GOFAST vs GIMBAL — How the Two Famous Navy UFO Videos Differ

GOFAST and GIMBAL are both 2015 Navy F/A-18 ATFLIR clips declassified by the Pentagon. GOFAST was resolved by AARO in 2026 as a parallax illusion at 13,000 feet. GIMBAL remains formally unresolved.

GOFAST and GIMBAL are the two most-cited Navy ATFLIR (Advanced Targeting Forward-Looking Infrared) clips officially declassified by the U.S. Department of Defense in 2017–2020. Both were recorded in 2015 by F/A-18F Super Hornets from the USS Theodore Roosevelt strike group operating off the East Coast. The two clips look superficially similar — small white object, gun-camera framing, pilot audio in the background — but resolve into very different cases. AARO formally resolved GOFAST in 2026: geospatial-intelligence analysis placed the object at approximately 13,000 feet altitude, not skimming the ocean as it appeared, and identified parallax as the cause of the illusion of low altitude and high speed. GIMBAL remains formally unresolved as of 2026; the apparent 90-degree rotation may be either a real physical rotation or a gimbal-lock artifact of the ATFLIR pod itself, and AARO has not committed to either interpretation.

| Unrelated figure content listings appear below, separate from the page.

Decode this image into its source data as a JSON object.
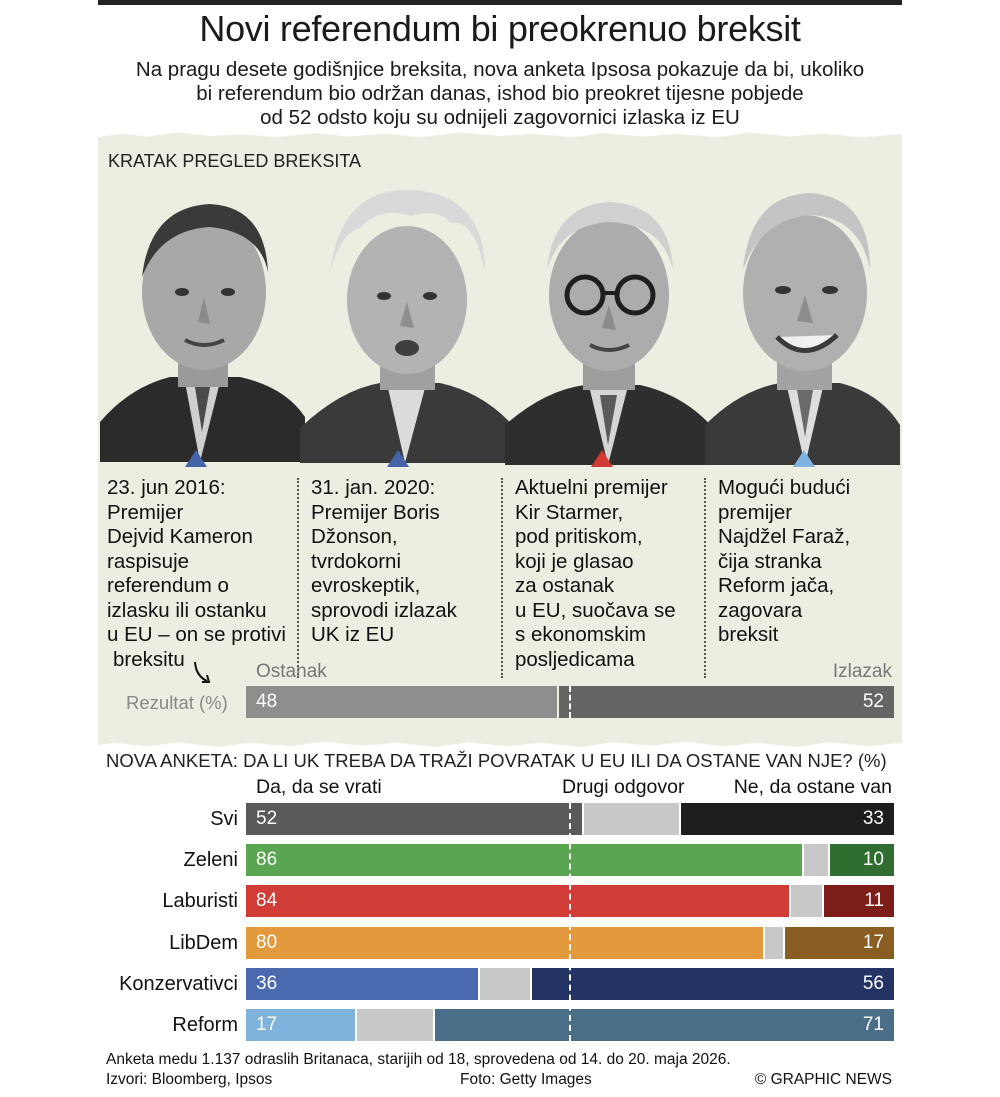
{
  "header": {
    "title": "Novi referendum bi preokrenuo breksit",
    "subtitle_lines": [
      "Na pragu desete godišnjice breksita, nova anketa Ipsosa pokazuje da bi, ukoliko",
      "bi referendum bio održan danas, ishod bio preokret tijesne pobjede",
      "od 52 odsto koju su odnijeli zagovornici izlaska iz EU"
    ]
  },
  "overview": {
    "label": "KRATAK PREGLED BREKSITA",
    "columns": [
      {
        "lines": [
          "23. jun 2016:",
          "Premijer",
          "Dejvid Kameron",
          "raspisuje",
          "referendum o",
          "izlasku ili ostanku",
          "u EU –  on se protivi",
          "breksitu"
        ],
        "marker_color": "#4463a8"
      },
      {
        "lines": [
          "31. jan. 2020:",
          "Premijer Boris",
          "Džonson,",
          "tvrdokorni",
          "evroskeptik,",
          "sprovodi izlazak",
          "UK iz EU"
        ],
        "marker_color": "#4463a8"
      },
      {
        "lines": [
          "Aktuelni premijer",
          "Kir Starmer,",
          "pod pritiskom,",
          "koji je glasao",
          "za ostanak",
          "u EU, suočava se",
          "s ekonomskim",
          "posljedicama"
        ],
        "marker_color": "#d03a33"
      },
      {
        "lines": [
          "Mogući budući",
          "premijer",
          "Najdžel Faraž,",
          "čija stranka",
          "Reform jača,",
          "zagovara",
          "breksit"
        ],
        "marker_color": "#7fb3e0"
      }
    ]
  },
  "result": {
    "row_label": "Rezultat (%)",
    "left_label": "Ostanak",
    "right_label": "Izlazak",
    "ostanak": 48,
    "izlazak": 52,
    "ostanak_text": "48",
    "izlazak_text": "52"
  },
  "chart_data": {
    "type": "bar",
    "stacked": true,
    "orientation": "horizontal",
    "title": "NOVA ANKETA: DA LI UK TREBA DA TRAŽI POVRATAK U EU ILI DA OSTANE VAN NJE? (%)",
    "series_headers": [
      "Da, da se vrati",
      "Drugi odgovor",
      "Ne, da ostane van"
    ],
    "rows": [
      {
        "label": "Svi",
        "da": 52,
        "ne": 33,
        "da_text": "52",
        "ne_text": "33",
        "color_da": "#5a5a5a",
        "color_ne": "#1e1e1e"
      },
      {
        "label": "Zeleni",
        "da": 86,
        "ne": 10,
        "da_text": "86",
        "ne_text": "10",
        "color_da": "#5aa54f",
        "color_ne": "#2f6e2e"
      },
      {
        "label": "Laburisti",
        "da": 84,
        "ne": 11,
        "da_text": "84",
        "ne_text": "11",
        "color_da": "#d23c36",
        "color_ne": "#7c1d18"
      },
      {
        "label": "LibDem",
        "da": 80,
        "ne": 17,
        "da_text": "80",
        "ne_text": "17",
        "color_da": "#e39a3d",
        "color_ne": "#8a5e22"
      },
      {
        "label": "Konzervativci",
        "da": 36,
        "ne": 56,
        "da_text": "36",
        "ne_text": "56",
        "color_da": "#4a6ab0",
        "color_ne": "#233363"
      },
      {
        "label": "Reform",
        "da": 17,
        "ne": 71,
        "da_text": "17",
        "ne_text": "71",
        "color_da": "#7fb2dd",
        "color_ne": "#4a6e87"
      }
    ],
    "other_color": "#c8c8c8",
    "xlim": [
      0,
      100
    ]
  },
  "footer": {
    "note": "Anketa medu 1.137 odraslih Britanaca, starijih od 18, sprovedena od 14. do 20. maja 2026.",
    "sources": "Izvori: Bloomberg, Ipsos",
    "photo": "Foto: Getty Images",
    "copyright": "© GRAPHIC NEWS"
  }
}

The object is not actually close to the water, but is rather closer to 13,000 feet.

Side-by-side

// GOFAST //
RECORDED
2015 (declassified 2017)
PLATFORM
F/A-18F Super Hornet ATFLIR
STRIKE GROUP
USS Theodore Roosevelt
LOCATION
Atlantic Test and Evaluation Range
DURATION
35 seconds
APPARENT BEHAVIOR
Small white object skimming ocean at high speed
AARO STATUS (2026)
RESOLVED — parallax artifact, ~13,000 ft altitude
// GIMBAL //
RECORDED
2015 (declassified 2020)
PLATFORM
F/A-18F Super Hornet ATFLIR
STRIKE GROUP
USS Theodore Roosevelt
LOCATION
Off East Coast
DURATION
34 seconds
APPARENT BEHAVIOR
Saucer-shaped object hovering, then rotating 90 degrees
AARO STATUS (2026)
Unresolved — possible gimbal-lock artifact

What's the same

Both clips were recorded in 2015 by F/A-18F Super Hornets from the USS Theodore Roosevelt strike group, both use the same ATFLIR sensor, both were officially declassified by the Department of Defense, and both feature pilot audio reacting in real time. Both are part of the broader narrative that drove the 2022 establishment of AARO under the National Defense Authorization Act.

What's different

GOFAST has been formally resolved by AARO in 2026 — the object was at approximately 13,000 feet altitude, not skimming the ocean, and the apparent high speed and low altitude were both parallax illusions. GIMBAL remains unresolved. The skeptical interpretation of GIMBAL is that the object's apparent 90-degree rotation is a gimbal-lock artifact caused by the ATFLIR sensor pod itself reaching a tracking-axis singularity — hence the clip's name. AARO has not formally committed to either the gimbal-lock or the genuine-rotation interpretation as of 2026.